After top Obama administration officials appeared before Waxman's committee on Wednesday morning, voicing strong support for a bill that would boost renewable energy development, create green jobs, and reduce global warming emissions, a panel of corporate leaders were nearly as enthusiastic—even as committee Republicans blasted the legislation as a prescription for economic disaster.
While Rep. Mike Rogers, a Michigan Republican, assailed the bill as "an assault on the middle class," Meg McDonald, director of global issues for Alcoa, expressed her company's "support for comprehensive climate change legislation this year." Climate change, she said, requires "immediate action" from "every sector of society."
McDonald was echoed by Charles Holliday, chairman and one-time CEO of DuPont. "I firmly believe this is an opportunity for American industry to reinvent itself," he said. "We are fundamentally behind this approach."
Jim Rogers, the CEO of Duke Energy, said, "I recognize that we are part of the problem." Later, under questioning, he added, "We believe now is the time to act." David Crane, the CEO of NRG Energy, said that his company has a "moral imperative" to reduce its emissions "substantially."

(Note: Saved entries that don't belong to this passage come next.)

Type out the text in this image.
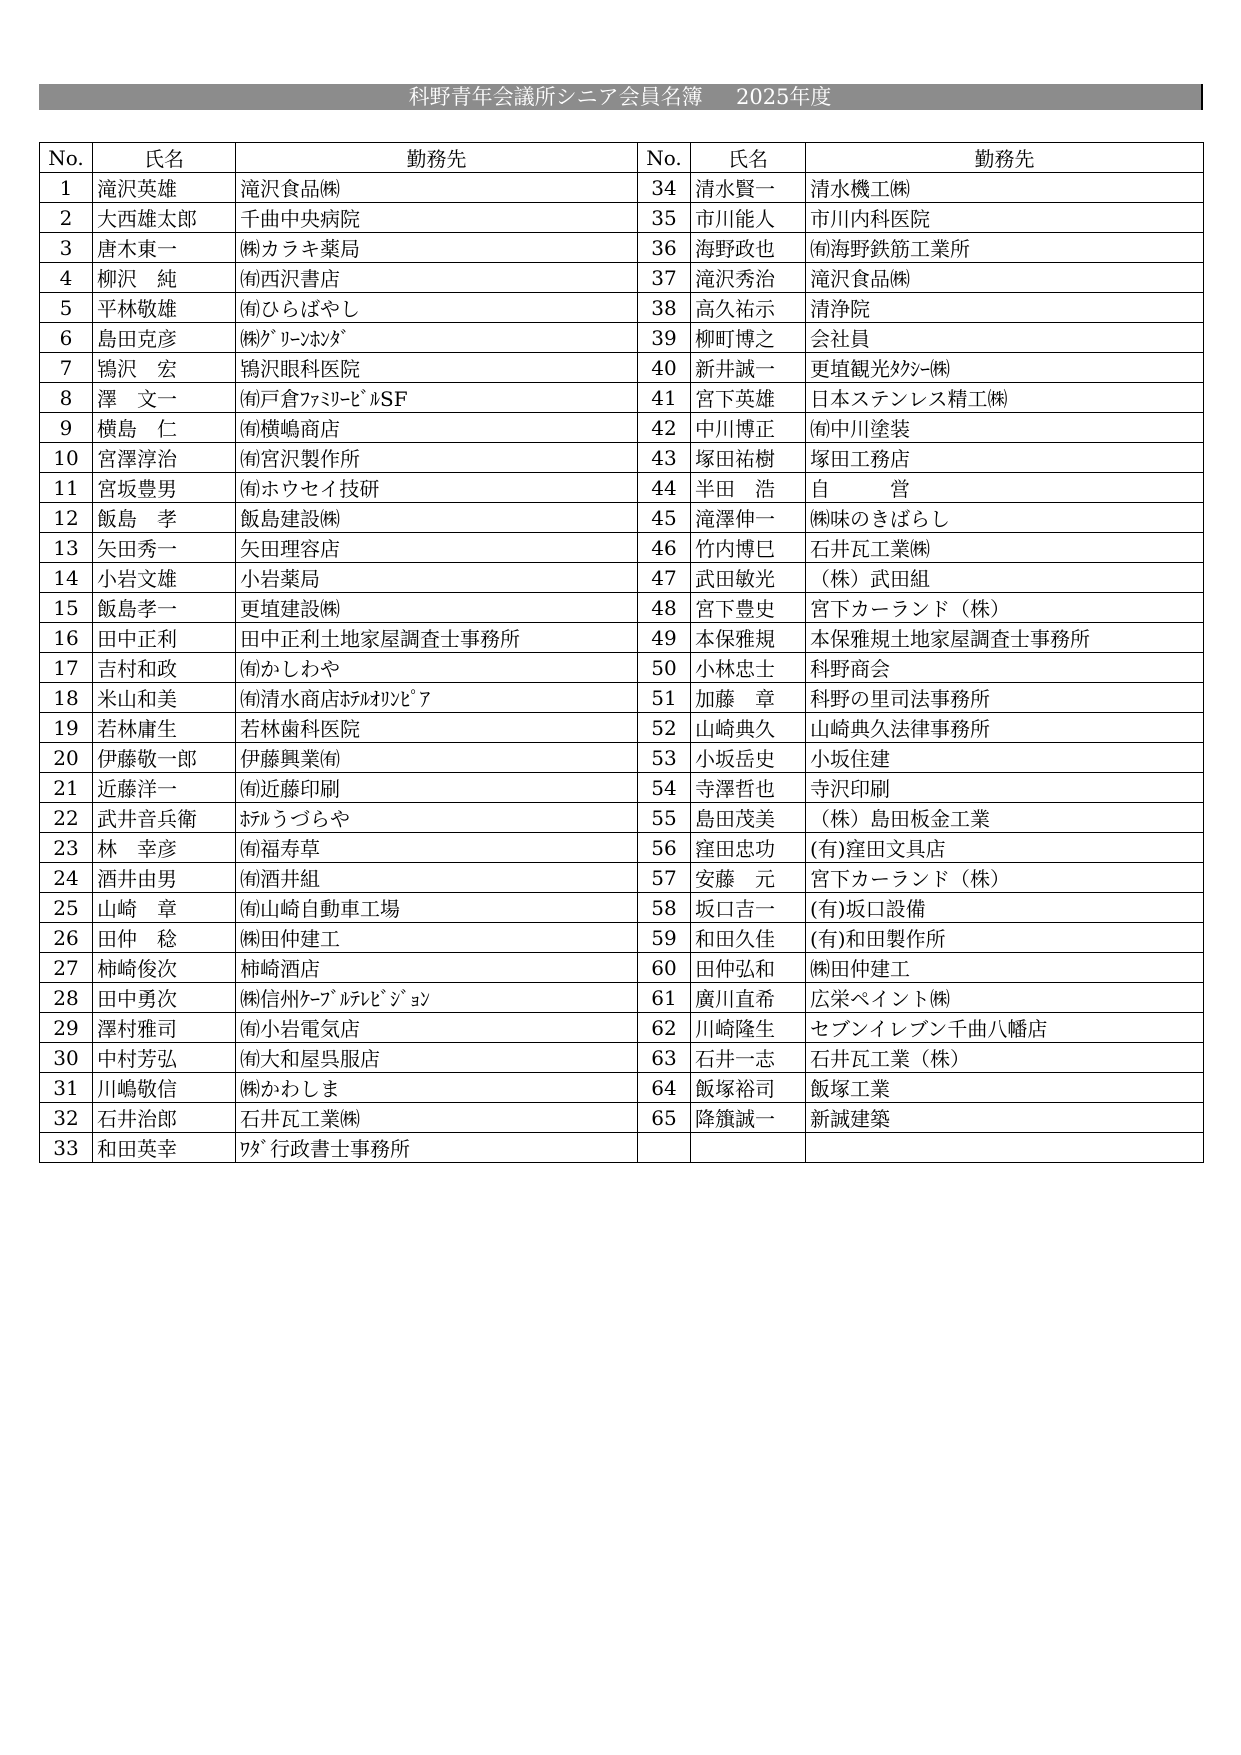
科野青年会議所シニア会員名簿 2025年度
No.	氏名	勤務先	No.	氏名	勤務先
1	滝沢英雄	滝沢食品㈱	34	清水賢一	清水機工㈱
2	大西雄太郎	千曲中央病院	35	市川能人	市川内科医院
3	唐木東一	㈱カラキ薬局	36	海野政也	㈲海野鉄筋工業所
4	柳沢　純	㈲西沢書店	37	滝沢秀治	滝沢食品㈱
5	平林敬雄	㈲ひらばやし	38	高久祐示	清浄院
6	島田克彦	㈱ｸﾞﾘｰﾝﾎﾝﾀﾞ	39	柳町博之	会社員
7	鴇沢　宏	鴇沢眼科医院	40	新井誠一	更埴観光ﾀｸｼｰ㈱
8	澤　文一	㈲戸倉ﾌｧﾐﾘｰﾋﾞﾙSF	41	宮下英雄	日本ステンレス精工㈱
9	横島　仁	㈲横嶋商店	42	中川博正	㈲中川塗装
10	宮澤淳治	㈲宮沢製作所	43	塚田祐樹	塚田工務店
11	宮坂豊男	㈲ホウセイ技研	44	半田　浩	自　　　営
12	飯島　孝	飯島建設㈱	45	滝澤伸一	㈱味のきばらし
13	矢田秀一	矢田理容店	46	竹内博巳	石井瓦工業㈱
14	小岩文雄	小岩薬局	47	武田敏光	（株）武田組
15	飯島孝一	更埴建設㈱	48	宮下豊史	宮下カーランド（株）
16	田中正利	田中正利土地家屋調査士事務所	49	本保雅規	本保雅規土地家屋調査士事務所
17	吉村和政	㈲かしわや	50	小林忠士	科野商会
18	米山和美	㈲清水商店ﾎﾃﾙｵﾘﾝﾋﾟｱ	51	加藤　章	科野の里司法事務所
19	若林庸生	若林歯科医院	52	山崎典久	山崎典久法律事務所
20	伊藤敬一郎	伊藤興業㈲	53	小坂岳史	小坂住建
21	近藤洋一	㈲近藤印刷	54	寺澤哲也	寺沢印刷
22	武井音兵衛	ﾎﾃﾙうづらや	55	島田茂美	（株）島田板金工業
23	林　幸彦	㈲福寿草	56	窪田忠功	(有)窪田文具店
24	酒井由男	㈲酒井組	57	安藤　元	宮下カーランド（株）
25	山崎　章	㈲山崎自動車工場	58	坂口吉一	(有)坂口設備
26	田仲　稔	㈱田仲建工	59	和田久佳	(有)和田製作所
27	柿崎俊次	柿崎酒店	60	田仲弘和	㈱田仲建工
28	田中勇次	㈱信州ｹｰﾌﾞﾙﾃﾚﾋﾞｼﾞｮﾝ	61	廣川直希	広栄ペイント㈱
29	澤村雅司	㈲小岩電気店	62	川崎隆生	セブンイレブン千曲八幡店
30	中村芳弘	㈲大和屋呉服店	63	石井一志	石井瓦工業（株）
31	川嶋敬信	㈱かわしま	64	飯塚裕司	飯塚工業
32	石井治郎	石井瓦工業㈱	65	降籏誠一	新誠建築
33	和田英幸	ﾜﾀﾞ行政書士事務所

With Waxman fast-tracking the climate change bill, these executives recognized that they cannot denounce the legislation and still hope to have any influence in shaping it. Instead, they have chosen to get on board, offering suggestions and mild criticisms. In his testimony, Holliday said he hoped that Congress would keep the cost of its final product "manageable." McDonald said he'd like to see a cap-and-trade program that is engineered to "minimize the impact on the competitiveness of American business." Crane argued for a commitment to clean coal.
The willingness of corporate America to engage with the Democrats left the Republicans without an expected ally. The Republicans' doom-and-gloom rhetoric did not match the sentiments of corporate America, which once largely stood with the GOP in opposition to congressional action on global warming.

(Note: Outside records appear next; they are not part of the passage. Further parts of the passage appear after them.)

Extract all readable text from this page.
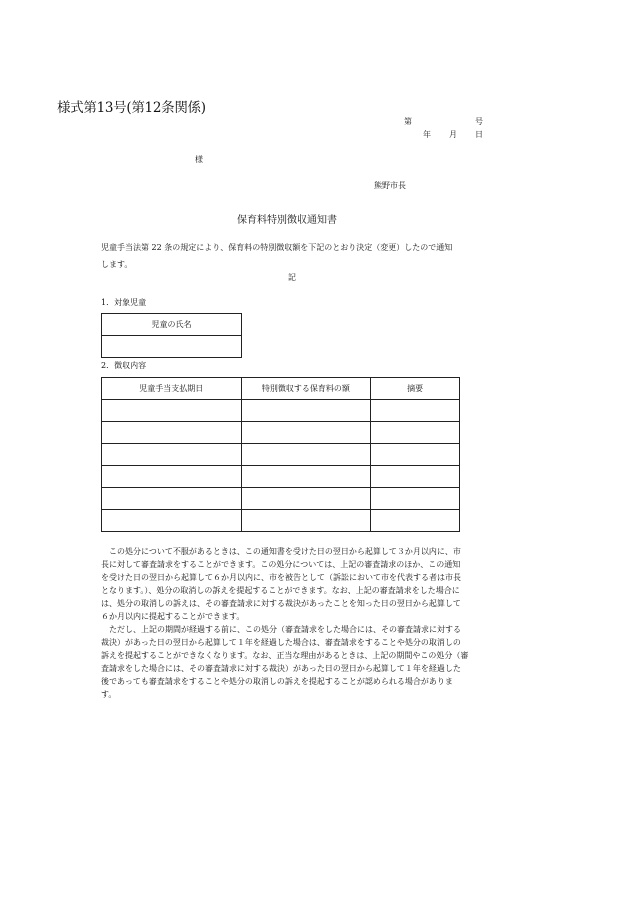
様式第13号(第12条関係)
第	号
年 月 日
様
熊野市長
保育料特別徴収通知書
児童手当法第 22 条の規定により、保育料の特別徴収額を下記のとおり決定（変更）したので通知
します。
記
1．対象児童
児童の氏名

2．徴収内容
児童手当支払期日	特別徴収する保育料の額	摘要

　この処分について不服があるときは、この通知書を受けた日の翌日から起算して３か月以内に、市
長に対して審査請求をすることができます。この処分については、上記の審査請求のほか、この通知
を受けた日の翌日から起算して６か月以内に、市を被告として（訴訟において市を代表する者は市長
となります。）、処分の取消しの訴えを提起することができます。なお、上記の審査請求をした場合に
は、処分の取消しの訴えは、その審査請求に対する裁決があったことを知った日の翌日から起算して
６か月以内に提起することができます。
　ただし、上記の期間が経過する前に、この処分（審査請求をした場合には、その審査請求に対する
裁決）があった日の翌日から起算して１年を経過した場合は、審査請求をすることや処分の取消しの
訴えを提起することができなくなります。なお、正当な理由があるときは、上記の期間やこの処分（審
査請求をした場合には、その審査請求に対する裁決）があった日の翌日から起算して１年を経過した
後であっても審査請求をすることや処分の取消しの訴えを提起することが認められる場合がありま
す。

Rep. Joe Barton (R-Texas), the ranking member of Waxman's committee, suggested that if anyone wants to experience what life in America would be like after the proposed bill reduces US greenhouse gas emissions to 83 percent below 2005 levels—Waxman's stated goal—they should go live in a low-emissions Nigeria. "I don't believe that mankind is the primary cause of climate change," he said. "I do accept that CO2 levels are rising—I think it's debatable if that's a good thing or a bad thing."
Republicans pushed for clean coal and nuclear power. They insisted that America cannot green itself without China and India committing to do the same, lest those countries poach business from the US. They warned that a cap-and-trade program would increase energy bills, impoverishing the middle class and harming American industry.

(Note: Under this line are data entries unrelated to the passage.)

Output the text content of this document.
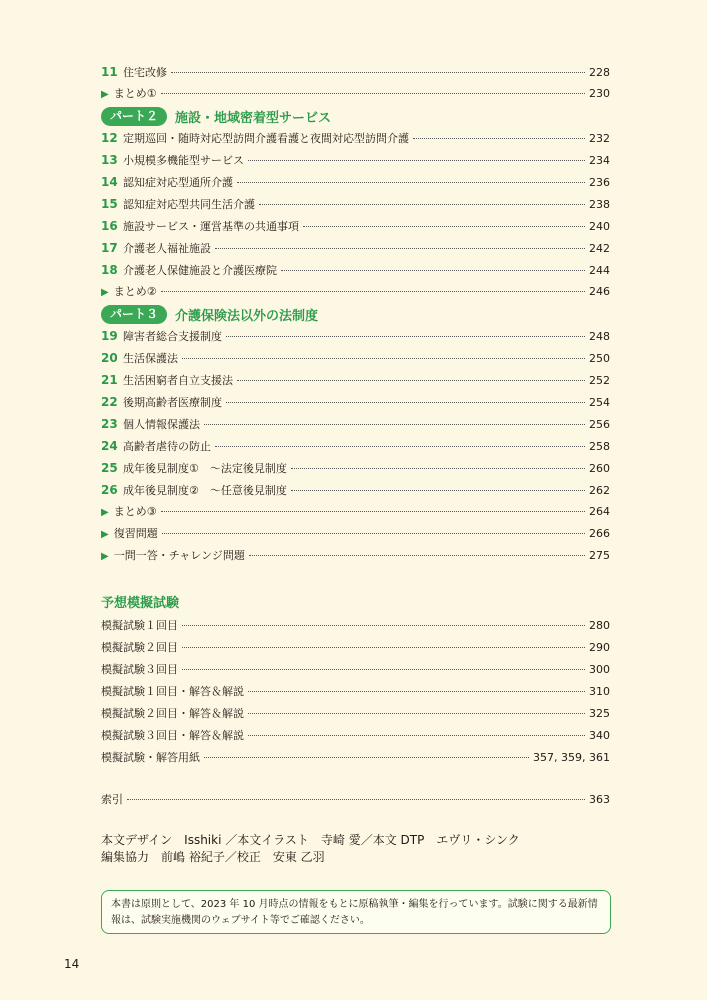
11 住宅改修	228
▶ まとめ①	230
パート２	施設・地域密着型サービス
12 定期巡回・随時対応型訪問介護看護と夜間対応型訪問介護	232
13 小規模多機能型サービス	234
14 認知症対応型通所介護	236
15 認知症対応型共同生活介護	238
16 施設サービス・運営基準の共通事項	240
17 介護老人福祉施設	242
18 介護老人保健施設と介護医療院	244
▶ まとめ②	246
パート３	介護保険法以外の法制度
19 障害者総合支援制度	248
20 生活保護法	250
21 生活困窮者自立支援法	252
22 後期高齢者医療制度	254
23 個人情報保護法	256
24 高齢者虐待の防止	258
25 成年後見制度①　～法定後見制度	260
26 成年後見制度②　～任意後見制度	262
▶ まとめ③	264
▶ 復習問題	266
▶ 一問一答・チャレンジ問題	275
予想模擬試験
模擬試験１回目	280
模擬試験２回目	290
模擬試験３回目	300
模擬試験１回目・解答＆解説	310
模擬試験２回目・解答＆解説	325
模擬試験３回目・解答＆解説	340
模擬試験・解答用紙	357, 359, 361
索引	363
本文デザイン　Isshiki ／本文イラスト　寺崎 愛／本文 DTP　エヴリ・シンク
編集協力　前嶋 裕紀子／校正　安東 乙羽
本書は原則として、2023 年 10 月時点の情報をもとに原稿執筆・編集を行っています。試験に関する最新情報は、試験実施機関のウェブサイト等でご確認ください。
14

Rep. Fred Upton (R-Mich.) repeatedly called cap-and-trade "cap and tax." As in, "Cap and tax will essentially kick working families while they're down" and "cap and tax will devastate [the] US economy." (That second Upton quote was the inch-high headline of a press release handed out by Upton's staff at the hearing.) In his opening statement, Upton encapsulated the Republican opposition, and highlighted how far his party's position has diverged from that of the business community. "If the objective is to send manufacturing jobs overseas, destroy the Midwest, mortgage our future, and hand over the keys to our superpower status," he said, "then I say job well done."